If you choose to work as a professional in trusts and estates or private wealth management, you have an opportunity to get to know the lives of your clients in intimate detail. Not only are you privy to information on their bank accounts, and life goals, but also, you’ll inevitably learn about family relationships in all their glorious, and sometimes gory, detail. Anyone who underestimates how complex this position can be is likely to be surprised, and not always for the better. While many see their clients as their “friends,” still others seem to place their clients in the position of “foe.” I’ve found that either stance can be detrimental to clients, as well as for advisors. Somewhere in the middle, with a bit more clarity, is probably better for both. In this Building Bridges column, I explore some of these complexities of the client/advisor relationship.
It’s not hard to see how clients can become close friends. If you’re the lawyer doing their estate plan or an accountant recording their income every year, you’ll get to know their lives in details that their closest friends and even family members may not. If you’re like most professionals in the field, you were drawn to this work because you genuinely care about helping people and value personal relationships. Over time, it’s only logical that you’ll develop close relationships with some of your clients. You like them, they like you. This bond can be especially helpful in pursuing your goals to help them achieve theirs. And, yet, the closer you get, the harder it can be to remain objective.
It can become quite difficult to separate one’s personal feelings out from the advice that a client may need to hear from you. You may also find yourself in the awkward position of being invited still further into your clients’ lives as a friend in addition to as their advisor. Traditionally, the ethical rules governing lawyer/client relationships provided a useful set of boundaries that applied to lawyers and could guide others in the field. However, the industry is changing, and it’s harder to see where the line is drawn for investment advisors or others, such as family office executives. I’ve seen these issues arise with greater frequency lately, with colleagues faced with questions such as: Do you use a client’s home that he’s offered you when he’s out of town? Join clients on their yacht for a weekend away? There are even more difficult questions: What happens if a business matter comes up during your personal time together? How much do you reveal about your own life? It’s tough to be friends with a client, though it seems natural to do so. Yet, you wouldn't expect a therapist to vacation with a client, even though sometimes the information you receive from the client is just as personal. Role clarification is complicated, yet worthy of serious reflection.

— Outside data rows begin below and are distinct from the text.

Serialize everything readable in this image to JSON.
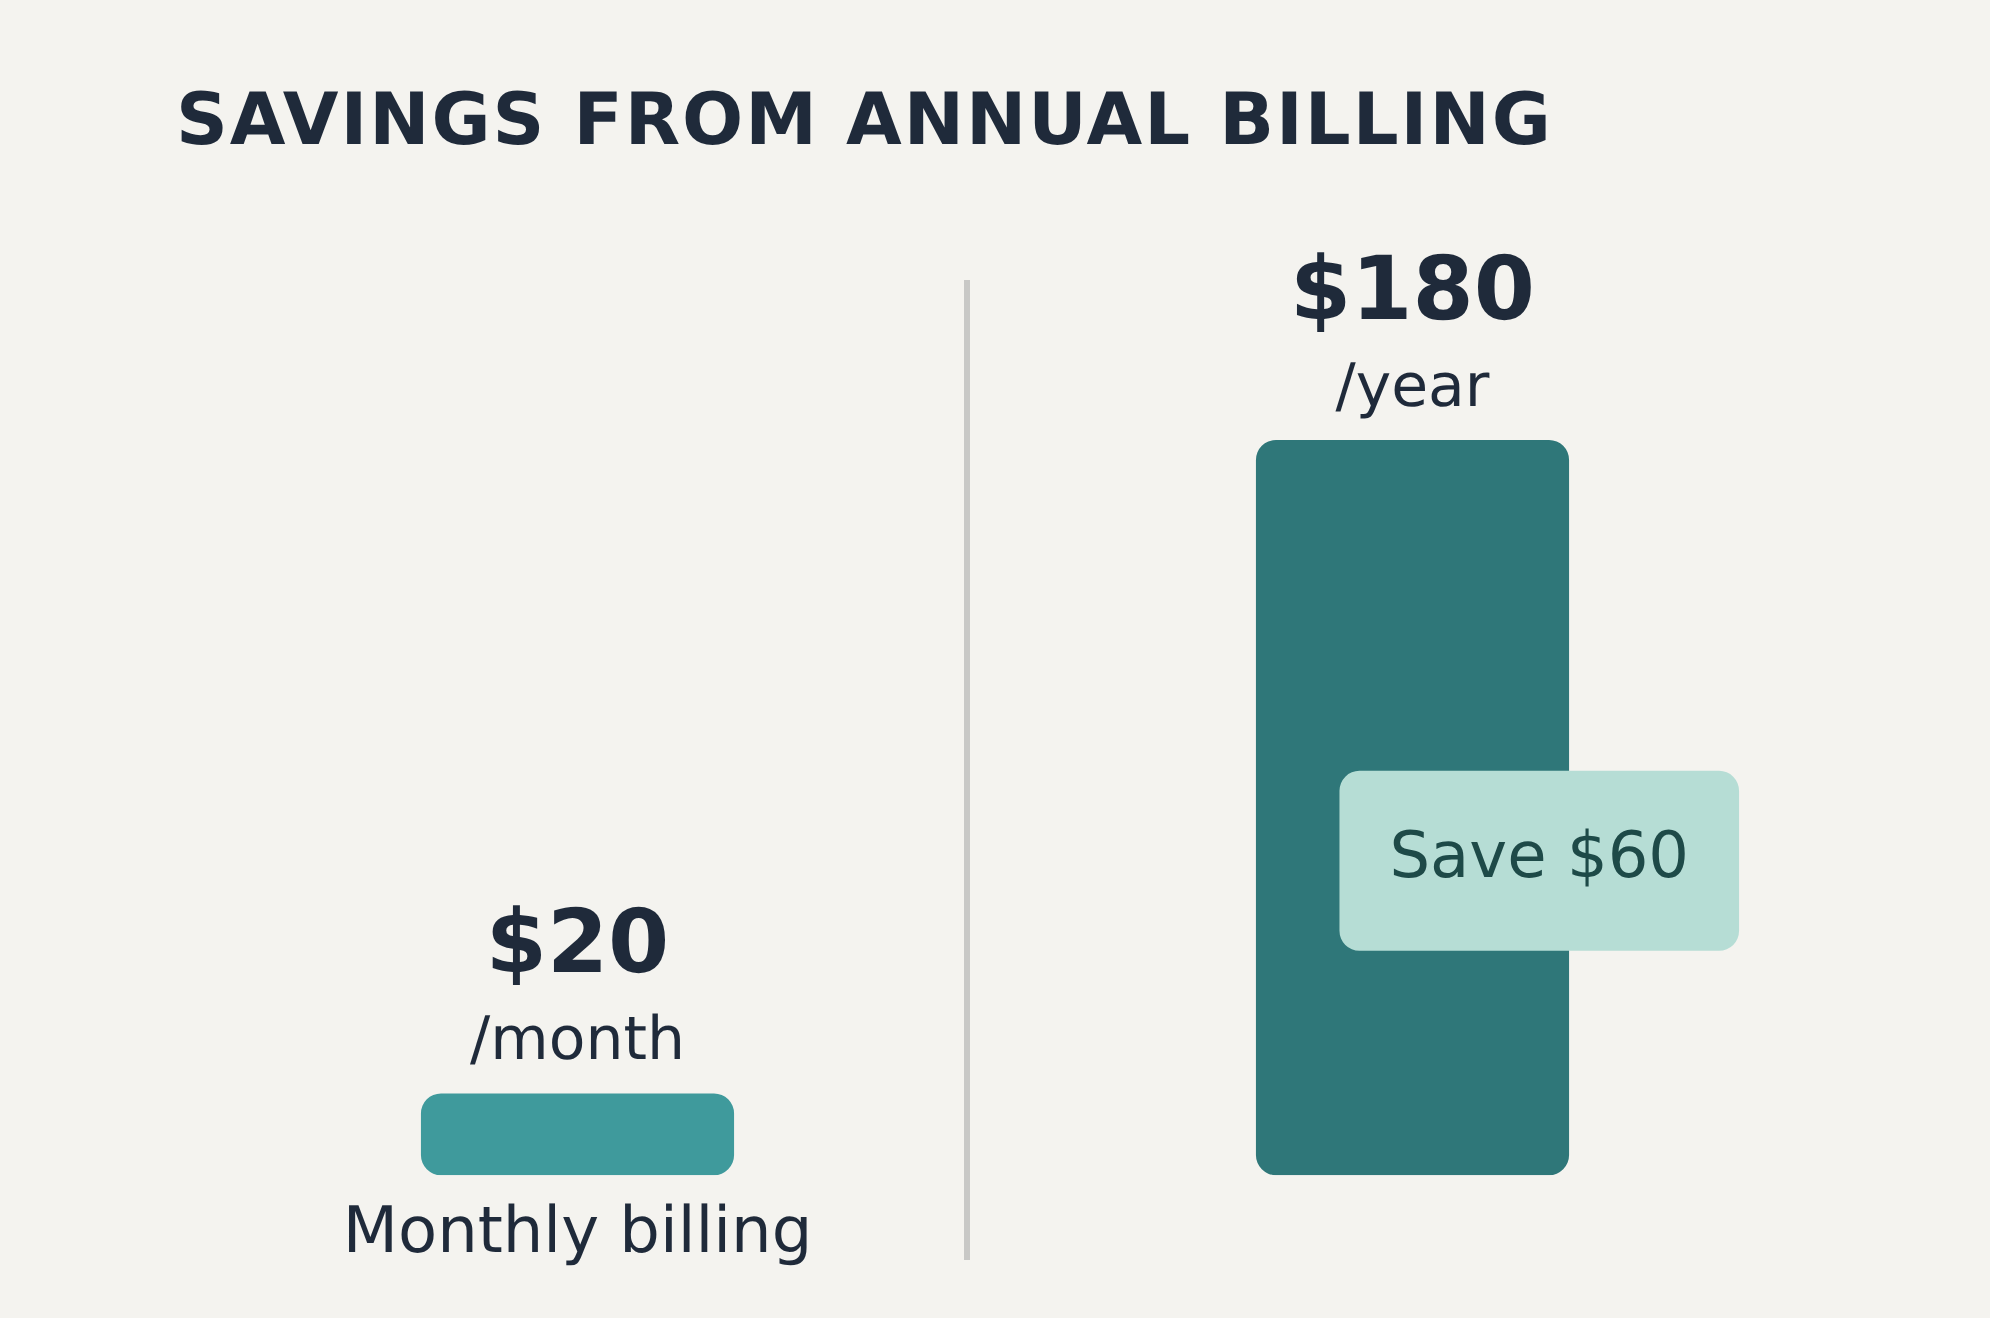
{
  "chart_data": {
    "type": "bar",
    "title": "SAVINGS FROM ANNUAL BILLING",
    "categories": [
      "Monthly billing",
      null
    ],
    "values": [
      20,
      180
    ],
    "colors": [
      "#3f9a9c",
      "#2f7779"
    ],
    "value_labels": [
      "$20 /month",
      "$180 /year"
    ],
    "annotations": [
      "Save $60"
    ],
    "grid": false,
    "legend": false
  }
}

I’ve also witnessed the challenge of the other stance - that is, advisors who, knowingly or not, hold some level of disdain for their clients. While rarely is the stance so extreme, there are times when an advisor has difficulty maintaining compassion or empathy for a client’s situation. On one conference call, I heard lawyers refer to clients as “little beaks coming to the nest” (these were adult beneficiaries seeking distributions from multi-generational trusts). On another, grown family members were referred to as “children who just wouldn’t grow up.” Clients can feel these vibes, making it still harder for the advisor to provide the best advice that they might have to offer. Advisors must be honest with themselves about how they feel about their clients and examine whether their advice might be hindered by negative emotions.
Professional ethical standards are a good starting point for guidance on how to navigate the human and emotional complexity of the client-advisor relationship. In addition, I would argue that the best stance is one closer to the middle than the two extremes outlined above. I’ve found that genuinely caring about the client’s welfare and expressing that in a “friendly” way, can certainly help the client-advisor relationship, so long as the advisor understands where the lines ought to be drawn. On the other side, an advisor probably can’t be effective professionally if she holds the in disdain. It’s the advisor’s duty to stay aware of when the relationship has gotten too close or if the distance has gotten too far apart. If either situation arises, it might be best if the advisor could have an “it's not you, it’s me” conversation to either set the relationship on a more balanced course or end the professional relationship graciously. Either way, the advisor should consider what’s best for the client.